Burton culminated savvy pit strategy on a final stop, going into the pits with the lead and taking fuel only to make sure he was still out front on the restart with 34 laps to go at Lowe’s Motor Speedway. Johnson staged a brief battle for the lead, but Burton held steady to snap a 25-race winless streak.
The victory, his second of the season, pushed Burton from fourth to second in the standings with five races to go to decide the title. He trails Johnson by 69 points.
“(Crew chief) Scott (Miller) made a great call there and we were at our best on old tires,’’ said Burton. “It was just a great night for us. I’m just proud of everybody.’’
Burton led twice for 58 laps, but it was the gamble to not get cars and stay out front on that last stop that paid off and got him the win.
“The numbers said we had enough but I wouldn’t have had enough for a green-white-checkered,’’ said Scott Miller, Burton’s crew chief. “We were good at the right time tonight.’’
“He [Burton] has always been on my radar,” said Johnson, who fought late-race handling problems and faded to sixth at the finish after battling Burton for the lead early in the final 33-lap, green-flag run.
Johnson finished one spot ahead of Greg Biffle, who remained third in the standings. Ignition problems cost Carl Edwards 16 laps early in the race and dropped him to 33rd at the finish. Edwards fell from second to fourth in points, 168 behind Johnson.
“We’re halfway,” Burton said after climbing from his car. “It’s way too early to be handing anyone the trophy. It’s our job to put ourselves in position to go to Homestead with a chance to win.”
Dale Earnhardt Jr. cut a tire and slammed into the wall on Lap 103 . He finished 36th, 45 laps down.

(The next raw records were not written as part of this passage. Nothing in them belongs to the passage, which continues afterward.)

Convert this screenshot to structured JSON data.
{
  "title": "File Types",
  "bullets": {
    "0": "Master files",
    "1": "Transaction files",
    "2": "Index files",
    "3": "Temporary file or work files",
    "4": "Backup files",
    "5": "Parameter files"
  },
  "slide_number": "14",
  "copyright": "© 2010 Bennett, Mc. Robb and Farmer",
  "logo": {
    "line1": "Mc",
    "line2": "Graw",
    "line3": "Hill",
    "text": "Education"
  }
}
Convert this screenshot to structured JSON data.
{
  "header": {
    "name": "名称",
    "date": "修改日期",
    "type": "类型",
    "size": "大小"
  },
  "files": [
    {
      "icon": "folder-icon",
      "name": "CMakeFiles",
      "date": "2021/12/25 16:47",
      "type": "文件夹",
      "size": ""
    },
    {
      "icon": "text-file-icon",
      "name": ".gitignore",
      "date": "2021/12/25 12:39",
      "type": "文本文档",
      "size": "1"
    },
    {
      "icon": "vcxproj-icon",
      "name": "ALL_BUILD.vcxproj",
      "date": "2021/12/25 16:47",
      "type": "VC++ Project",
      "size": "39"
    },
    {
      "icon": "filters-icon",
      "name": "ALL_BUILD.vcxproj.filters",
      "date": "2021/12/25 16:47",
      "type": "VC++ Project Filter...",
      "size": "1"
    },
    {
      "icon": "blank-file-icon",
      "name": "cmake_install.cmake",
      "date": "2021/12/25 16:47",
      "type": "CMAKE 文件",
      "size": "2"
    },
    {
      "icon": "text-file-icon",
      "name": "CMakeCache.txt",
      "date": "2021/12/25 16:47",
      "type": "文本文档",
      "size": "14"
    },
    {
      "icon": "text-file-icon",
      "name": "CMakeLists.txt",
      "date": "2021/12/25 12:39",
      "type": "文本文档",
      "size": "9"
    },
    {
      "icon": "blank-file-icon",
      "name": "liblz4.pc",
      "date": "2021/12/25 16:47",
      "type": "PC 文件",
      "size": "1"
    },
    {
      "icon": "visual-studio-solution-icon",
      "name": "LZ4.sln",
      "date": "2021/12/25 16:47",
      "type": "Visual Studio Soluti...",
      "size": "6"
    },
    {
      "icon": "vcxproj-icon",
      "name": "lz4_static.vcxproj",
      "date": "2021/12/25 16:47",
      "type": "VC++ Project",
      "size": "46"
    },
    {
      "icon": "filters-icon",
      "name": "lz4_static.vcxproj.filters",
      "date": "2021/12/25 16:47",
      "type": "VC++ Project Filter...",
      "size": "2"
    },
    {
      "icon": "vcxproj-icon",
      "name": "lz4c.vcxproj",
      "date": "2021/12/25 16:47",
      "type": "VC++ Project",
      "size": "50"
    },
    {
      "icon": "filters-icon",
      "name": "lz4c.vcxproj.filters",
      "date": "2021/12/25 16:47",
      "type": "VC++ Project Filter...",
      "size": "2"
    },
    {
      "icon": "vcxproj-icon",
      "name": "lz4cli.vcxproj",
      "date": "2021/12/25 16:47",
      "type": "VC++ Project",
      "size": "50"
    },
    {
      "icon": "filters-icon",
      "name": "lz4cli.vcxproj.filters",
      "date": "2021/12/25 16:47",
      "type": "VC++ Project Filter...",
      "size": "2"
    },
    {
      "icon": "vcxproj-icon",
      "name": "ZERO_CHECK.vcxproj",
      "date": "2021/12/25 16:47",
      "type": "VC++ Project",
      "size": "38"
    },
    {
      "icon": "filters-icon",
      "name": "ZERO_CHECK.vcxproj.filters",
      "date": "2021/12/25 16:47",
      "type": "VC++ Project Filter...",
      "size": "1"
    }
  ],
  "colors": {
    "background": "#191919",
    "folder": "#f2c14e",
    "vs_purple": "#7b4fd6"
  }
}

“No warning—it just popped,” Earnhardt said. “I was running about 90 percent really, not running hard at all. The car was handling pretty good, just popped a tire up there—might have run over something.
“It is pretty disappointing, because I was just taking it pretty easy. We ran real, real hard here in the spring and worked our car too hard. I was just going to take care of the racecar; that was what I was trying to do. We just got some bad luck there.”
Kyle Busch, the regular-season points winner, was fourth for his best finish since the Chase began five weeks ago. Jamie McMurray was fifth, and Johnson faded over the final few laps to finish sixth.
Greg Biffle, Jeff Gordon, Mark Martin and David Ragan rounded out the top 10.